February 4 , 2003
Waking up on Saturday morning, I was greeted with the headline of the New York Times' website. I had to rub my eyes and read again; was that a snafu, or did I just read something about the Challenger explosion? Once reality quickly set in, I had the sudden urge to check my watch and make sure it wasn't 1986.
Sadly, the realization of the here and now was staring me in the face. Another shuttle, another seven astronauts taken away in a horrific fireball. Even now, days later, it all seems so unreal. Inside, I felt as though I had taken a hard punch to my gut. I cannot honestly say what most Americans were feeling, and are feeling now; that's just what it felt to me.
I remember back when the Challenger was destroyed. I was in an eighth-grade classroom - whatever subject I can't remember - when one of the teachers burst into the room, exclaiming something of how the space shuttle exploded after launch. Minutes later, the Principal relayed the message to all the students in the prison. Err, school. Whatever. The Challenger was gone, in any case, just like that.
This was something that was very hard for young kids to process, especially children who were born after the glory days of the Space Race: Sputnik, John Glenn, the spacewalk, the Moon Landing, Skylab. We had read about the risks of space travel, and were taught about the three American astronauts who died atop a rocket. But this all seemed so, well, possible. Maybe the Russians had failures, but not us. We were the ones who conquered space. Watching those old "Star Trek" reruns, it was no surprise that the Starship Enterprise was essentially an American vessel. Such science-fiction seemed almost inevitable; we would be playing chess with the HAL computer in no time.
The explosion of Challenger took all that away in an instant. In that violent flash, we were shown how arrogant and confident and vulnerable we were. On that day, and the months after, it almost seemed as though the space dream was fading away.
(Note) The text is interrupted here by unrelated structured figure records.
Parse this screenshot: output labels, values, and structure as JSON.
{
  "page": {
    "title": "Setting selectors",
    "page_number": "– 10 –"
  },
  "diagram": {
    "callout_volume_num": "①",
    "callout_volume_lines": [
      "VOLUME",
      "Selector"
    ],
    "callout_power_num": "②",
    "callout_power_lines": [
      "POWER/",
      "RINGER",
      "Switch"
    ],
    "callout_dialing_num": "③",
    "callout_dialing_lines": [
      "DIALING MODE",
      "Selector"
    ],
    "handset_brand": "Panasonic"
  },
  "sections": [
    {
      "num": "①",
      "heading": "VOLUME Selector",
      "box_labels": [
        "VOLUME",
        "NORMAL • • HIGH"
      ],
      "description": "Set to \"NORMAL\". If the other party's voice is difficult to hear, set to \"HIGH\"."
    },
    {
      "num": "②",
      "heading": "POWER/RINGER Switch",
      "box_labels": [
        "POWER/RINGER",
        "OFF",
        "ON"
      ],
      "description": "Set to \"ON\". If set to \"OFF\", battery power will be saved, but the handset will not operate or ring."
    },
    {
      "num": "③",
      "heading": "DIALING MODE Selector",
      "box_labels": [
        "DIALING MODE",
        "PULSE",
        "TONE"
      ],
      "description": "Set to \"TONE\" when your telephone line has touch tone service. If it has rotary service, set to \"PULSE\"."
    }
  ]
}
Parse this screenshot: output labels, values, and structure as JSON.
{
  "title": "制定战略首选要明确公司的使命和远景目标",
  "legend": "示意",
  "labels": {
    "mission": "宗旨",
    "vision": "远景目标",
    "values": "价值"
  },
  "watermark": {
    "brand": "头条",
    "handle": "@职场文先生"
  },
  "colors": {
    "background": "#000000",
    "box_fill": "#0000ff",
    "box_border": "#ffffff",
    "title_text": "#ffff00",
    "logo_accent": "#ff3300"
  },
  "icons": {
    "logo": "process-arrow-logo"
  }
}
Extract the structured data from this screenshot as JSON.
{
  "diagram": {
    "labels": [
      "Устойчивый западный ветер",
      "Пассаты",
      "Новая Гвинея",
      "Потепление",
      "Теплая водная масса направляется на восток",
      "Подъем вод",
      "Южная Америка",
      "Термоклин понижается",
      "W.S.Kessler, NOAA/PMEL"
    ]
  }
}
Maybe this was just something we did back in the '60s, to show up the Communists.
But we returned to space. When the first shuttle launch after the disaster took place, it seemed the whole world was watching. It probably was. When a new space shuttle was built, the whole world watched again. After a time, though, we stopped watching. The whole routine of flying into space was just that, a routine. Again.
Now, we lost the Columbia, the original, and I'm feeling numb again. I remember twenty years ago, when the Columbia first launched, when it first orbited the Earth, when it first landed. It was amazing. I was only eight years old, but I knew I was watching history; such moments are rare.
But what happened? What have we really done since that day? When reading about the loss of Columbia, observers remark how casually the younger generation seems to react. Sure, the young people are sad, in a general way, but there's nothing approaching the feeling we felt before. Why is that? Have we become desensitized to violence all around us? Have we become so conditioned by the mass media, the 24-hour news channels that perpetually feed us fear and dread? Have we simply become numb after the shock of 9/11? Must everything come back to that?
The harder part is still to come. We will, once again, I fear, learn the details of the explosion, of why those foam tiles failed, of why Columbia's left wing suffered a sharp rise in temperature, of why nobody except everyone watching noticed the same left wing take damage in takeoff. We will, just as with Challenger, learn of a NASA increasingly willing to cut corners and ignore safety warnings; increasingly pressured to function with less and less money; increasingly desperate to grab the attention of an American public that has tuned out, closing outer space, closing out the world, closing in on themselves.
Sure, we have an International Space Station, but what else? What happened to the Moon? What happened to Mars? What happened to the Solar System? What happened to our national sense of purpose, of adventure? America used to be more than SUVs and big-screen televisions. What happened to us?